Main hyperparameters#

  • The main hyperparameter is the “regularization” hyperparameter controlling the fundamental tradeoff.

    • Logistic Regression: C

    • Linear SVM: C

    • Ridge: alpha

Interpretation of coefficients in linear models#

  • the \(j\)th coefficient tells us how feature \(j\) affects the prediction

  • if \(w_j > 0\) then increasing \(x_{ij}\) moves us toward predicting \(+1\)

  • if \(w_j < 0\) then increasing \(x_{ij}\) moves us toward prediction \(-1\)
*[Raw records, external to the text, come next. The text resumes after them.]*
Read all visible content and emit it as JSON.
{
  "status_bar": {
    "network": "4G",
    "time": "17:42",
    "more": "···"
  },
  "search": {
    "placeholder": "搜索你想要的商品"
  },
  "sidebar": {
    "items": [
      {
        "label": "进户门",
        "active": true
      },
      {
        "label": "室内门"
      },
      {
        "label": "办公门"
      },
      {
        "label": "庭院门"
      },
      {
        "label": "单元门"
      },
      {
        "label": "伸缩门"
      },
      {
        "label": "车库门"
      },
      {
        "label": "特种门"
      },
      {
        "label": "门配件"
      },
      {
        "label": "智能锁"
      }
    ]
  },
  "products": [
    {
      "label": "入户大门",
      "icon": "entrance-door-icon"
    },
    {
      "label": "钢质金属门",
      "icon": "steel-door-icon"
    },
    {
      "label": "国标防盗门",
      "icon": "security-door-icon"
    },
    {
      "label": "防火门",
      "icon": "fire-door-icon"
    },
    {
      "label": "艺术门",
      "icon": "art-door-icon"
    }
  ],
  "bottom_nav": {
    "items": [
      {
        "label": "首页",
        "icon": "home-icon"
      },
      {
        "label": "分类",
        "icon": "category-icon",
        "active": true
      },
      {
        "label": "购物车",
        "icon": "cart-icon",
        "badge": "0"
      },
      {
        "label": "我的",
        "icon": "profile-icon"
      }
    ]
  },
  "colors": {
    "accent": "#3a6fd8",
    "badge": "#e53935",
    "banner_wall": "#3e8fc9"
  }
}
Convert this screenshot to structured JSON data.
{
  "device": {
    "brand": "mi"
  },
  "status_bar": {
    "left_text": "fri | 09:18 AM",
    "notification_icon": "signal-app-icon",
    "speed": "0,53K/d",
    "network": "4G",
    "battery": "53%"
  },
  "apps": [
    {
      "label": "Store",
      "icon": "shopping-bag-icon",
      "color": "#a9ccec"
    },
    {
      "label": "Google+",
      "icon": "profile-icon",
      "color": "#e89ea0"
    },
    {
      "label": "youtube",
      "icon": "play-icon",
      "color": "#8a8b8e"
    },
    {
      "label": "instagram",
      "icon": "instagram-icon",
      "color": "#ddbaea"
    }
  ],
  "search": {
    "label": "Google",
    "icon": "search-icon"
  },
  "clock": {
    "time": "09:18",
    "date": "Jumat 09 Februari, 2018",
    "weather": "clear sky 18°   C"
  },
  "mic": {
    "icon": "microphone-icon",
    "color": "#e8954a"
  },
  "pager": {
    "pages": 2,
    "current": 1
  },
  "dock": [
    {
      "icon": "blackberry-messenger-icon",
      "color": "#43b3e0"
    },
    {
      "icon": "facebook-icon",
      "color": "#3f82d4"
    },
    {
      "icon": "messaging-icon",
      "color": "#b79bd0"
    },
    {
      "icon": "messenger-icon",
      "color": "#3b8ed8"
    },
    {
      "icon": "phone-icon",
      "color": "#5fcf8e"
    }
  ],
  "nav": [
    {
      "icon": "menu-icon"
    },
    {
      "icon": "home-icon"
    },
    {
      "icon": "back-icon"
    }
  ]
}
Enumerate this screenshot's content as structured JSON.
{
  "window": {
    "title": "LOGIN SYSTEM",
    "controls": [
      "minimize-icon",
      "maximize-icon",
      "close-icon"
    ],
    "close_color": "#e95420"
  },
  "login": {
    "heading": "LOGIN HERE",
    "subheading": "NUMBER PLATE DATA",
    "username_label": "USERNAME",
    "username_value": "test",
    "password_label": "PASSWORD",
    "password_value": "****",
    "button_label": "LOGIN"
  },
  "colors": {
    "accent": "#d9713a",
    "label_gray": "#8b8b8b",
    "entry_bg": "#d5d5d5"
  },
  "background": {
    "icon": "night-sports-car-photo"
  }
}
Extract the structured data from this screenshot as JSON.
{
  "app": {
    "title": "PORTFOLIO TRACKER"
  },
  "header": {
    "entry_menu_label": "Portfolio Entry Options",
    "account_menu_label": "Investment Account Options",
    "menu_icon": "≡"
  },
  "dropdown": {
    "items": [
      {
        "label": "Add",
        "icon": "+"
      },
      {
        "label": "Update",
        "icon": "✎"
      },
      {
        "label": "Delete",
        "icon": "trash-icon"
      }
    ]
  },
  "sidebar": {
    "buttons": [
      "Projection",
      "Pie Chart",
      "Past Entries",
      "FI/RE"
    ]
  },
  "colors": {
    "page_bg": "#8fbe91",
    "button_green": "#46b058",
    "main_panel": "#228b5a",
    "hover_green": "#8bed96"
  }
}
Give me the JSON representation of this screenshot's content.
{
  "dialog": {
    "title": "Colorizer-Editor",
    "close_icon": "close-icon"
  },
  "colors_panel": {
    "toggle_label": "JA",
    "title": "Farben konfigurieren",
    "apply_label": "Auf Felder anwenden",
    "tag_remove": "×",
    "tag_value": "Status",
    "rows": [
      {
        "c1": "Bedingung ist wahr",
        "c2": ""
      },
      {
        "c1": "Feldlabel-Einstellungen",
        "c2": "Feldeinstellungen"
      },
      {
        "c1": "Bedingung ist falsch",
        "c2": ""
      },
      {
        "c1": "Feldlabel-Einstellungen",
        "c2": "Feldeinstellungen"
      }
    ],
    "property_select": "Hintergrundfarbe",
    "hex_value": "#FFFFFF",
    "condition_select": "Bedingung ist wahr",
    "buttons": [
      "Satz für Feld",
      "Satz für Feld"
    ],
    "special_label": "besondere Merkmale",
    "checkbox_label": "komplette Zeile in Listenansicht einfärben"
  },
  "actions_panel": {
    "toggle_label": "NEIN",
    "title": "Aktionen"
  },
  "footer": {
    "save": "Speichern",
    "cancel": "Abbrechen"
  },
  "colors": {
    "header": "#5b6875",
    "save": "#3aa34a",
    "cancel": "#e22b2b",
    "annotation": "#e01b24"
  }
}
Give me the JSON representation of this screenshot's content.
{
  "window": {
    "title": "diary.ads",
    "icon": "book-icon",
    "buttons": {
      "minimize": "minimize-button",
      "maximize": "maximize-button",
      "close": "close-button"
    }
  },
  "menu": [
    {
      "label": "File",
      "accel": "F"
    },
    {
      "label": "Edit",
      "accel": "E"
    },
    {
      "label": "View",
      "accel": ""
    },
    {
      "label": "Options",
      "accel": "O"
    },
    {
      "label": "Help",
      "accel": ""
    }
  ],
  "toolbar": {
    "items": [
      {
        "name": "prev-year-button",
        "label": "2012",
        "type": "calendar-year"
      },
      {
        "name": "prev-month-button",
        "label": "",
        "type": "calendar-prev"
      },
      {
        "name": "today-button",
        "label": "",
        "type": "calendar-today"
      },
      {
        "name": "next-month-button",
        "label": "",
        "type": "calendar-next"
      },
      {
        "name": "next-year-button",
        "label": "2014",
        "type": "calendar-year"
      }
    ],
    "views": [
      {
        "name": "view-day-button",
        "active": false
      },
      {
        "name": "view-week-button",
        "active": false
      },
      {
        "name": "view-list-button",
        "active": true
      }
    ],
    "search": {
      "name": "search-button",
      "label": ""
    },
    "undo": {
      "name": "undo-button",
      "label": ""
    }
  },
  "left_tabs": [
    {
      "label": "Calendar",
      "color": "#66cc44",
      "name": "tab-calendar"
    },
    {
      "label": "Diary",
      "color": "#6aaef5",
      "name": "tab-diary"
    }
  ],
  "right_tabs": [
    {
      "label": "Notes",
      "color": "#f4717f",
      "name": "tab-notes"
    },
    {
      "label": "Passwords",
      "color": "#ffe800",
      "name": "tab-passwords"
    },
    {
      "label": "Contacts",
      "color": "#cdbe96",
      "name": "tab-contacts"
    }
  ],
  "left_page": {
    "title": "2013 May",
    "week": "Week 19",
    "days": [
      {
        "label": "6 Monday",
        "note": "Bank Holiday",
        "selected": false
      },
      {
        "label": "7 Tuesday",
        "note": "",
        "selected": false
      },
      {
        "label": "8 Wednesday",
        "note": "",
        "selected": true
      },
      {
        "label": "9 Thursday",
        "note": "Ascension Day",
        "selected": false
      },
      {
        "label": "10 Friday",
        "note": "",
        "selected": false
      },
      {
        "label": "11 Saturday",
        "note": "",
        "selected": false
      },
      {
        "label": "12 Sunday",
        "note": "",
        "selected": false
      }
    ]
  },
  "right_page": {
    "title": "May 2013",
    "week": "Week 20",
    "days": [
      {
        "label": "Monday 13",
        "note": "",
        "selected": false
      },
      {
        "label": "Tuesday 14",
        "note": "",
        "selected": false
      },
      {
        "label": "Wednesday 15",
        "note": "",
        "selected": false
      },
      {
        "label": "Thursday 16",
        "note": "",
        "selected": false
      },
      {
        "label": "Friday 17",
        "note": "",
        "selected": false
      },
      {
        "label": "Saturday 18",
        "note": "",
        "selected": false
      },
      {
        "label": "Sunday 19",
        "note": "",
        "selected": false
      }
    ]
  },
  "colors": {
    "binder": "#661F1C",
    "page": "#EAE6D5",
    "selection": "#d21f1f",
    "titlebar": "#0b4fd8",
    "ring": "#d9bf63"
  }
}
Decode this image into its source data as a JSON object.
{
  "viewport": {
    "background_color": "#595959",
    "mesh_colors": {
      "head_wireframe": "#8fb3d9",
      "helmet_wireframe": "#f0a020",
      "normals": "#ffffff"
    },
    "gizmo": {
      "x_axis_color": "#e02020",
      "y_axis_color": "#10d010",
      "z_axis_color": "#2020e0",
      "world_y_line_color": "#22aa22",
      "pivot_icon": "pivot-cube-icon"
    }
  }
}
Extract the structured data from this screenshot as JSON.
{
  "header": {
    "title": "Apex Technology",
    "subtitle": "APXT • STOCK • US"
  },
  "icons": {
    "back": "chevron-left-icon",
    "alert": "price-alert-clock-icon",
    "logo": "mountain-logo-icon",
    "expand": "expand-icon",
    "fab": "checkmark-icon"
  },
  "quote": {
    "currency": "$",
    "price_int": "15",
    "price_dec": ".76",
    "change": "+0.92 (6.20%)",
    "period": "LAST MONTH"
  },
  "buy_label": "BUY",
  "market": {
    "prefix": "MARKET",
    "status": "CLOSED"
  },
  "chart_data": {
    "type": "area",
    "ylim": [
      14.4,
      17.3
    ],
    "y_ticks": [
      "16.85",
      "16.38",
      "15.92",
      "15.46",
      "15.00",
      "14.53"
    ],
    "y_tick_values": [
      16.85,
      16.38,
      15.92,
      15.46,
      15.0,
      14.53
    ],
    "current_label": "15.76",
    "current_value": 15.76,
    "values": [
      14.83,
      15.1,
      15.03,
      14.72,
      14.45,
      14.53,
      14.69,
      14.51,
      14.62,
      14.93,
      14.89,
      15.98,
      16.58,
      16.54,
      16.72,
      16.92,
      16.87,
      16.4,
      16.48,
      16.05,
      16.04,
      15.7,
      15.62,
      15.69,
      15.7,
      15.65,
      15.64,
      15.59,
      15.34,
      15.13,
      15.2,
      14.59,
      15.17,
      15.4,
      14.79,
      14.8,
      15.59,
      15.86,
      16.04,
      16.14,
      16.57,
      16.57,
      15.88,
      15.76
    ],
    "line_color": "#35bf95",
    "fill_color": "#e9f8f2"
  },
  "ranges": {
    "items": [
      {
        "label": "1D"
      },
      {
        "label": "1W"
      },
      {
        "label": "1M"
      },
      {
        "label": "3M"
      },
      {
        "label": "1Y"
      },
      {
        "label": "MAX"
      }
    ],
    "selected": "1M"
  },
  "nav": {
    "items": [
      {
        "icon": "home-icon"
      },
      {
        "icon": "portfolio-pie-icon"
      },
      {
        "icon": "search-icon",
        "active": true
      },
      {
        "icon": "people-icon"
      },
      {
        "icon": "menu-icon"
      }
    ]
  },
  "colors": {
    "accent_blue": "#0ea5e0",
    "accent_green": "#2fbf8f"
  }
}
  • if \(w_j == 0\) then the feature is not used in making a prediction

Strengths of linear models#

  • Fast to train and predict

  • Scale to large datasets and work well with sparse data

  • Relatively easy to understand and interpret the predictions

  • Perform well when there is a large number of features

Limitations of linear models#

  • Is your data “linearly separable”? Can you draw a hyperplane between these datapoints that separates them with 0 error.

    • If the training examples can be separated by a linear decision rule, they are linearly separable.

A few questions you might be thinking about

  • How often the real-life data is linearly separable?

  • Is the following XOR function linearly separable?

$\(x_1\)$

$\(x_2\)$

target

0

0

0

0

1

1

1

0

1

1

1

0

  • Are linear classifiers very limiting because of this?